Paper detail

A Bayesian response-adaptive dose finding and comparative effectiveness trial

Aims: Combinations of treatments can offer additional benefit over the treatments individually. However, trials of these combinations are lower priority than the development of novel therapies, which can restrict funding, timelines and patient availability. This paper develops a novel trial design to facilitate the evaluation of novel combination therapies that combines elements of phase II and phase III trials. Methods: This trial uses response adaptive randomisation to increase the information collected about successful novel drug combinations and Bayesian dose-response modelling to undertake a comparative-effectiveness analysis for the most successful dose combination against a relevant comparator. We used simulation methods to evaluate the probability of selecting the correct optimal dose combination, the operating characteristics and predictive power of this design for a trial in pain management and sedation in paediatric emergency departments.
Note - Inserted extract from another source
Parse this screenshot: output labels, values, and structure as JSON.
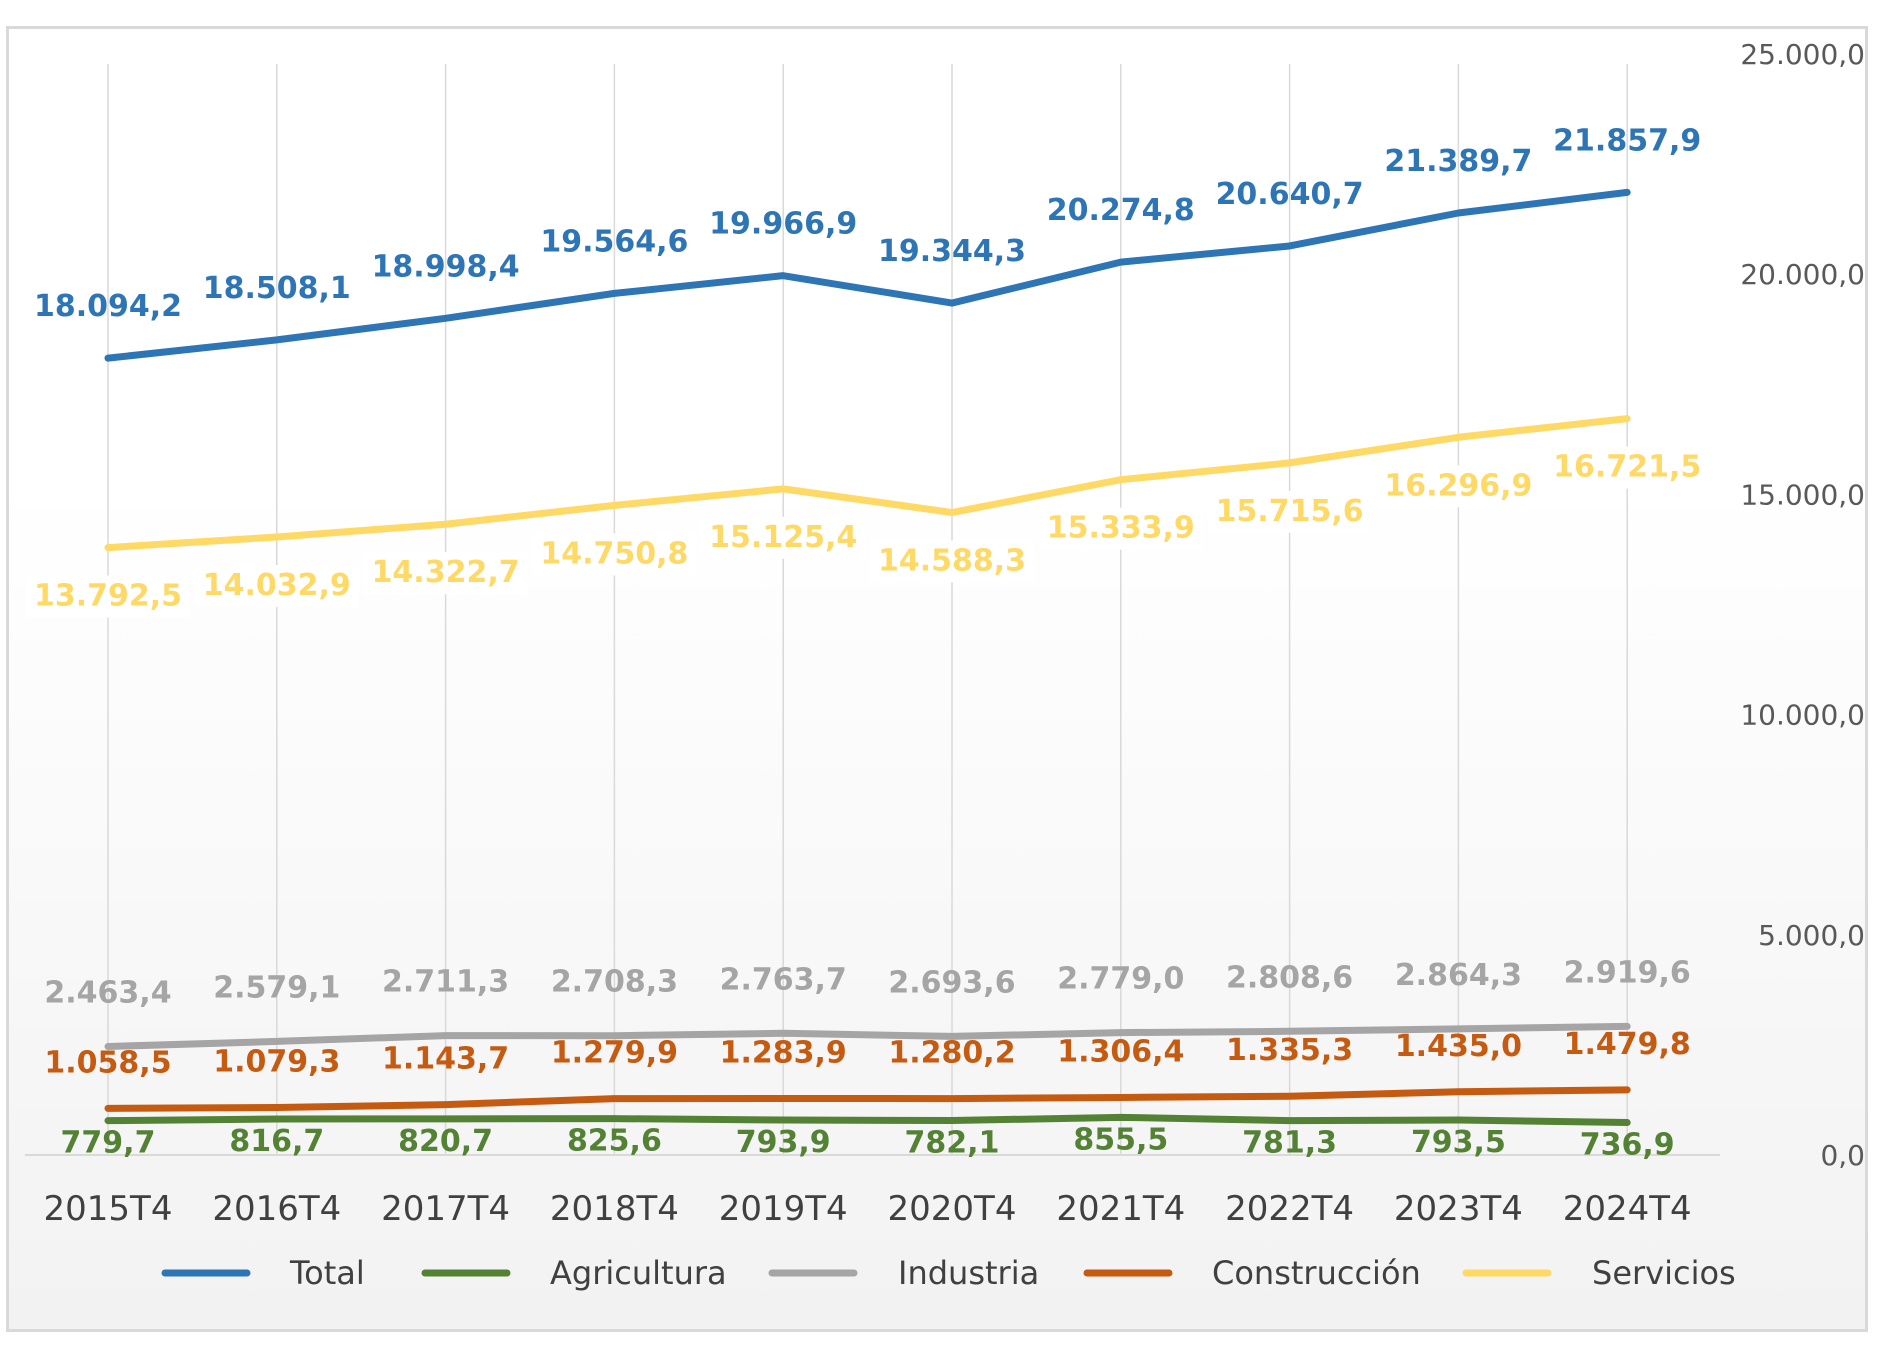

Results: With 410 participants, 5 interim updates of the randomisation ratio and a probability of effectiveness of 0.93, 0.88 and 0.83 for the three dose combinations, we have an 83% chance of randomising the largest number of patients to the drug with the highest probability of effectiveness. Based on this adaptive randomisation procedure, the comparative effectiveness analysis has a type I error of less than 5% and a 93% chance of correctly concluding non-inferiority when the probability of effectiveness for the optimal combination therapy is 0.9. In this case, the trial has a 77% chance of meeting its dual aims of dose finding and comparative effectiveness. Finally, the Bayesian predictive power of the trial is over 90%. Conclusion: The proposed trial has high potential to meet the dual study objectives within a feasible level of recruitment, minimising the administrative burden and recruitment time for a trial.